The Lightyear 0, an electric vehicle manufactured by Lightyear that began manufacturing three months ago for USD 270,000, will no longer be produced (via Electrek). The business will instead concentrate on producing the Lightyear 2, a car that it claims would cost under $40,000, and go into production in late 2025. The setback is part of a “strategic realignment,” according to a report.
Given that the choice will affect its employees and “investors, clients, suppliers, and the government,” the corporation claims it didn’t make a choice lightly.
It will also affect Valmet Automotive, which Lightyear hired to construct the 0. The reason Lightyear chose to suspend manufacturing is unclear; the business states that there have been a number of difficulties in recent months and that the decision is being made to “safeguard our vision.”
Additionally, Lightyear claims it is seeking the court to launch “suspension of payment procedures” against the business that created Lightyear 0; this business has a corporate structure that consists of both a holding company and another entity.

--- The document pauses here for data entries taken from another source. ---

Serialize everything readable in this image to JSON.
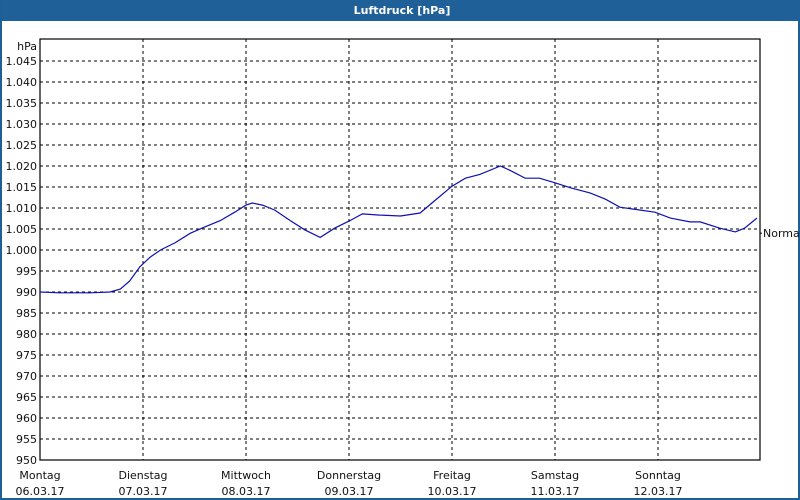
{
  "window": {
    "title": "Luftdruck [hPa]"
  },
  "chart_data": {
    "type": "line",
    "title": "Luftdruck [hPa]",
    "xlabel": "",
    "ylabel": "hPa",
    "ylim": [
      950,
      1049
    ],
    "grid": true,
    "yticks": [
      "950",
      "955",
      "960",
      "965",
      "970",
      "975",
      "980",
      "985",
      "990",
      "995",
      "1.000",
      "1.005",
      "1.010",
      "1.015",
      "1.020",
      "1.025",
      "1.030",
      "1.035",
      "1.040",
      "1.045"
    ],
    "xticks": [
      {
        "day": "Montag",
        "date": "06.03.17"
      },
      {
        "day": "Dienstag",
        "date": "07.03.17"
      },
      {
        "day": "Mittwoch",
        "date": "08.03.17"
      },
      {
        "day": "Donnerstag",
        "date": "09.03.17"
      },
      {
        "day": "Freitag",
        "date": "10.03.17"
      },
      {
        "day": "Samstag",
        "date": "11.03.17"
      },
      {
        "day": "Sonntag",
        "date": "12.03.17"
      }
    ],
    "reference_line": {
      "label": "Normal",
      "value": 1004
    },
    "series": [
      {
        "name": "Luftdruck",
        "color": "#1010b0",
        "x_days": [
          0.0,
          0.19,
          0.49,
          0.68,
          0.78,
          0.87,
          0.97,
          1.07,
          1.17,
          1.31,
          1.46,
          1.6,
          1.75,
          1.89,
          2.0,
          2.06,
          2.16,
          2.28,
          2.43,
          2.57,
          2.72,
          2.86,
          3.01,
          3.13,
          3.3,
          3.5,
          3.69,
          3.84,
          4.0,
          4.13,
          4.27,
          4.47,
          4.56,
          4.71,
          4.85,
          5.0,
          5.15,
          5.34,
          5.49,
          5.63,
          5.83,
          5.97,
          6.12,
          6.31,
          6.41,
          6.6,
          6.75,
          6.84,
          6.96
        ],
        "values": [
          990.0,
          989.8,
          989.8,
          990.0,
          990.7,
          992.6,
          996.0,
          998.3,
          1000.0,
          1001.7,
          1004.0,
          1005.5,
          1007.0,
          1009.0,
          1010.7,
          1011.2,
          1010.7,
          1009.5,
          1007.0,
          1004.8,
          1003.0,
          1005.2,
          1007.0,
          1008.6,
          1008.3,
          1008.1,
          1008.8,
          1011.9,
          1015.2,
          1017.1,
          1018.0,
          1020.0,
          1019.0,
          1017.1,
          1017.1,
          1016.0,
          1014.8,
          1013.6,
          1012.1,
          1010.2,
          1009.5,
          1009.0,
          1007.6,
          1006.7,
          1006.7,
          1005.2,
          1004.3,
          1005.2,
          1007.6
        ]
      }
    ]
  }
}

The Lightyear 0, which was unveiled in 2019, was designed to be a flagship car (as seen by its price), and it has five square meters of solar panels that, in theory, could give it a range of up to 44 miles. That’s not exactly typical for electric vehicles (EVs). The Lightyear 0 was one of the first EVs with solar power capabilities to enter production, though it’s yet to be determined how many the business really produced. It was initially intended to yield 946.

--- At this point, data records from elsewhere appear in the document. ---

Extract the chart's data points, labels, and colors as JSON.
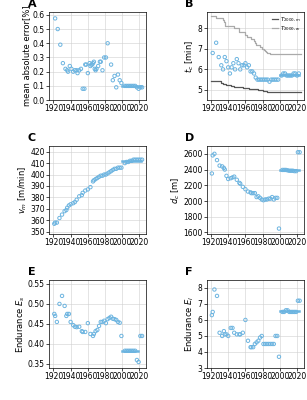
{
  "panel_A": {
    "label": "A",
    "ylabel": "mean absolute error[%]",
    "ylim": [
      0.0,
      0.62
    ],
    "yticks": [
      0.0,
      0.1,
      0.2,
      0.3,
      0.4,
      0.5,
      0.6
    ],
    "scatter_x": [
      1922,
      1925,
      1928,
      1931,
      1934,
      1936,
      1937,
      1939,
      1941,
      1943,
      1945,
      1947,
      1948,
      1950,
      1952,
      1954,
      1956,
      1957,
      1958,
      1960,
      1962,
      1963,
      1964,
      1965,
      1966,
      1967,
      1968,
      1969,
      1970,
      1972,
      1974,
      1975,
      1977,
      1979,
      1981,
      1983,
      1987,
      1989,
      1991,
      1993,
      1995,
      1997,
      1999,
      2003,
      2005,
      2007,
      2009,
      2011,
      2013,
      2015,
      2017,
      2019,
      2021,
      2023
    ],
    "scatter_y": [
      0.575,
      0.5,
      0.39,
      0.26,
      0.22,
      0.21,
      0.2,
      0.24,
      0.22,
      0.2,
      0.21,
      0.21,
      0.19,
      0.21,
      0.22,
      0.08,
      0.08,
      0.25,
      0.25,
      0.19,
      0.26,
      0.24,
      0.25,
      0.25,
      0.26,
      0.27,
      0.22,
      0.21,
      0.22,
      0.24,
      0.27,
      0.27,
      0.21,
      0.3,
      0.3,
      0.4,
      0.25,
      0.14,
      0.17,
      0.09,
      0.18,
      0.14,
      0.12,
      0.1,
      0.1,
      0.1,
      0.1,
      0.1,
      0.1,
      0.1,
      0.09,
      0.08,
      0.09,
      0.09
    ],
    "hline_x": [
      2000,
      2022
    ],
    "hline_y": 0.1
  },
  "panel_B": {
    "label": "B",
    "ylabel": "t_c [min]",
    "ylim": [
      4.5,
      8.8
    ],
    "yticks": [
      5,
      6,
      7,
      8
    ],
    "scatter_x": [
      1922,
      1926,
      1929,
      1932,
      1934,
      1936,
      1938,
      1940,
      1942,
      1944,
      1946,
      1948,
      1950,
      1952,
      1954,
      1956,
      1958,
      1960,
      1962,
      1964,
      1966,
      1968,
      1970,
      1972,
      1974,
      1976,
      1978,
      1980,
      1982,
      1984,
      1986,
      1988,
      1990,
      1992,
      1994,
      1996,
      1998,
      2002,
      2004,
      2006,
      2008,
      2010,
      2012,
      2014,
      2016,
      2018,
      2020,
      2022
    ],
    "scatter_y": [
      6.8,
      7.3,
      6.6,
      6.2,
      6.0,
      6.6,
      6.4,
      6.1,
      5.8,
      6.1,
      6.3,
      6.0,
      6.5,
      6.3,
      6.0,
      6.2,
      6.2,
      6.3,
      6.1,
      6.2,
      5.9,
      5.9,
      5.8,
      5.6,
      5.5,
      5.5,
      5.5,
      5.5,
      5.5,
      5.5,
      5.5,
      5.4,
      5.5,
      5.5,
      5.5,
      5.5,
      5.5,
      5.7,
      5.8,
      5.8,
      5.7,
      5.7,
      5.7,
      5.7,
      5.8,
      5.8,
      5.7,
      5.8
    ],
    "hline_x": [
      2000,
      2022
    ],
    "hline_y": 5.75,
    "line1_x": [
      1920,
      1922,
      1932,
      1934,
      1937,
      1941,
      1943,
      1944,
      1947,
      1952,
      1954,
      1957,
      1960,
      1964,
      1965,
      1967,
      1975,
      1979,
      1980,
      1981,
      1985,
      1993,
      1998,
      1999,
      2000,
      2025
    ],
    "line1_y": [
      5.45,
      5.45,
      5.35,
      5.3,
      5.25,
      5.22,
      5.2,
      5.18,
      5.15,
      5.13,
      5.12,
      5.1,
      5.08,
      5.06,
      5.04,
      5.02,
      4.99,
      4.97,
      4.95,
      4.93,
      4.92,
      4.91,
      4.9,
      4.9,
      4.88,
      4.88
    ],
    "line2_x": [
      1920,
      1926,
      1934,
      1935,
      1936,
      1947,
      1953,
      1960,
      1962,
      1967,
      1970,
      1971,
      1972,
      1977,
      1979,
      1982,
      1983,
      1984,
      1985,
      1988,
      2025
    ],
    "line2_y": [
      8.6,
      8.5,
      8.4,
      8.3,
      8.1,
      8.0,
      7.8,
      7.7,
      7.6,
      7.5,
      7.4,
      7.3,
      7.2,
      7.1,
      7.0,
      6.95,
      6.9,
      6.85,
      6.8,
      6.75,
      6.75
    ],
    "legend_labels": [
      "T_{2000,m}",
      "T_{2000,w}"
    ]
  },
  "panel_C": {
    "label": "C",
    "ylabel": "v_m [m/min]",
    "ylim": [
      348,
      425
    ],
    "yticks": [
      350,
      360,
      370,
      380,
      390,
      400,
      410,
      420
    ],
    "scatter_x": [
      1921,
      1922,
      1924,
      1927,
      1930,
      1933,
      1935,
      1936,
      1938,
      1940,
      1943,
      1945,
      1947,
      1950,
      1953,
      1954,
      1957,
      1960,
      1963,
      1966,
      1967,
      1969,
      1971,
      1973,
      1975,
      1977,
      1979,
      1981,
      1983,
      1985,
      1987,
      1989,
      1991,
      1993,
      1995,
      1997,
      1999,
      2003,
      2005,
      2007,
      2009,
      2011,
      2013,
      2015,
      2017,
      2019,
      2021,
      2023
    ],
    "scatter_y": [
      357,
      358,
      358,
      362,
      365,
      368,
      369,
      371,
      373,
      374,
      375,
      376,
      378,
      381,
      382,
      384,
      386,
      387,
      389,
      394,
      395,
      396,
      397,
      398,
      399,
      399,
      400,
      400,
      401,
      402,
      403,
      404,
      405,
      405,
      406,
      406,
      406,
      410,
      411,
      411,
      412,
      412,
      413,
      413,
      413,
      413,
      413,
      413
    ],
    "hline_x": [
      2000,
      2022
    ],
    "hline_y": 412
  },
  "panel_D": {
    "label": "D",
    "ylabel": "d_c [m]",
    "ylim": [
      1580,
      2700
    ],
    "yticks": [
      1600,
      1800,
      2000,
      2200,
      2400,
      2600
    ],
    "scatter_x": [
      1921,
      1922,
      1924,
      1927,
      1930,
      1933,
      1935,
      1936,
      1938,
      1940,
      1943,
      1945,
      1947,
      1950,
      1953,
      1954,
      1957,
      1960,
      1963,
      1966,
      1967,
      1969,
      1971,
      1973,
      1975,
      1977,
      1979,
      1981,
      1983,
      1985,
      1987,
      1989,
      1991,
      1993,
      1995,
      1997,
      1999,
      2003,
      2005,
      2007,
      2009,
      2011,
      2013,
      2015,
      2017,
      2019,
      2021,
      2023
    ],
    "scatter_y": [
      2350,
      2580,
      2600,
      2520,
      2450,
      2440,
      2420,
      2400,
      2320,
      2280,
      2290,
      2300,
      2310,
      2270,
      2230,
      2220,
      2180,
      2150,
      2120,
      2110,
      2100,
      2100,
      2100,
      2050,
      2060,
      2040,
      2020,
      2010,
      2020,
      2020,
      2030,
      2030,
      2050,
      2020,
      2040,
      2040,
      1650,
      2395,
      2395,
      2395,
      2390,
      2385,
      2385,
      2385,
      2380,
      2380,
      2620,
      2620
    ],
    "hline_x": [
      2000,
      2022
    ],
    "hline_y": 2390
  },
  "panel_E": {
    "label": "E",
    "ylabel": "Endurance E_s",
    "ylim": [
      0.34,
      0.56
    ],
    "yticks": [
      0.35,
      0.4,
      0.45,
      0.5,
      0.55
    ],
    "scatter_x": [
      1921,
      1922,
      1924,
      1927,
      1930,
      1933,
      1935,
      1936,
      1938,
      1940,
      1943,
      1945,
      1947,
      1950,
      1953,
      1954,
      1957,
      1960,
      1963,
      1966,
      1967,
      1969,
      1971,
      1973,
      1975,
      1977,
      1979,
      1981,
      1983,
      1985,
      1987,
      1989,
      1991,
      1993,
      1995,
      1997,
      1999,
      2003,
      2005,
      2007,
      2009,
      2011,
      2013,
      2015,
      2017,
      2019,
      2021,
      2023
    ],
    "scatter_y": [
      0.475,
      0.47,
      0.455,
      0.5,
      0.52,
      0.495,
      0.47,
      0.475,
      0.475,
      0.455,
      0.447,
      0.443,
      0.442,
      0.443,
      0.432,
      0.43,
      0.43,
      0.452,
      0.425,
      0.42,
      0.425,
      0.432,
      0.435,
      0.445,
      0.455,
      0.455,
      0.458,
      0.452,
      0.462,
      0.465,
      0.468,
      0.463,
      0.462,
      0.46,
      0.455,
      0.453,
      0.42,
      0.383,
      0.383,
      0.383,
      0.383,
      0.383,
      0.383,
      0.383,
      0.36,
      0.355,
      0.42,
      0.42
    ],
    "hline_x": [
      2000,
      2018
    ],
    "hline_y": 0.383
  },
  "panel_F": {
    "label": "F",
    "ylabel": "Endurance E_l",
    "ylim": [
      3.0,
      8.5
    ],
    "yticks": [
      3,
      4,
      5,
      6,
      7,
      8
    ],
    "scatter_x": [
      1921,
      1922,
      1924,
      1927,
      1930,
      1933,
      1935,
      1936,
      1938,
      1940,
      1943,
      1945,
      1947,
      1950,
      1953,
      1954,
      1957,
      1960,
      1963,
      1966,
      1967,
      1969,
      1971,
      1973,
      1975,
      1977,
      1979,
      1981,
      1983,
      1985,
      1987,
      1989,
      1991,
      1993,
      1995,
      1997,
      1999,
      2003,
      2005,
      2007,
      2009,
      2011,
      2013,
      2015,
      2017,
      2019,
      2021,
      2023
    ],
    "scatter_y": [
      6.3,
      6.5,
      7.9,
      7.5,
      5.2,
      5.0,
      5.3,
      5.1,
      5.1,
      5.0,
      5.5,
      5.5,
      5.2,
      5.1,
      5.1,
      5.1,
      5.2,
      6.0,
      4.7,
      4.3,
      4.3,
      4.3,
      4.5,
      4.6,
      4.7,
      4.9,
      5.0,
      4.5,
      4.5,
      4.5,
      4.5,
      4.5,
      4.5,
      4.5,
      5.0,
      5.0,
      3.7,
      6.5,
      6.5,
      6.6,
      6.6,
      6.5,
      6.5,
      6.5,
      6.5,
      6.5,
      7.2,
      7.2
    ],
    "hline_x": [
      2000,
      2022
    ],
    "hline_y": 6.55
  },
  "scatter_color": "#6cb4e0",
  "scatter_size": 6,
  "scatter_marker": "o",
  "scatter_facecolor": "none",
  "scatter_lw": 0.7,
  "hline_color": "#6cb4e0",
  "hline_lw": 1.8,
  "line_men_color": "#555555",
  "line_women_color": "#aaaaaa",
  "grid_color": "#d0d0d0",
  "background_color": "#ffffff",
  "ylabel_fontsize": 6.0,
  "tick_fontsize": 5.5,
  "label_fontsize": 8,
  "xlim": [
    1915,
    2028
  ],
  "xticks": [
    1920,
    1940,
    1960,
    1980,
    2000,
    2020
  ]
}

The business claims that the Lightyear 2, which was unveiled at CES this year, will “inherit all the features of Lightyear 0 for a fraction of the market pricing.” It is intended for a completely different market.
The crossover already has “20,000 pre-orders from fleet owners,” according to Monday’s statement. According to a remark from CEO and co-founder Lex Hoefsloot in the press release, creating the 0 provided the firm with “many useful learnings over the last years” that it will apply to create the 2. Given that there were probably just a few created, it would be difficult to determine whether 0 really has proven itself.
When The Verge enquired about what would happen to any Lightyear 0s that had already been created or whether its reorganization plan involved layoffs, Lightyear did not react immediately.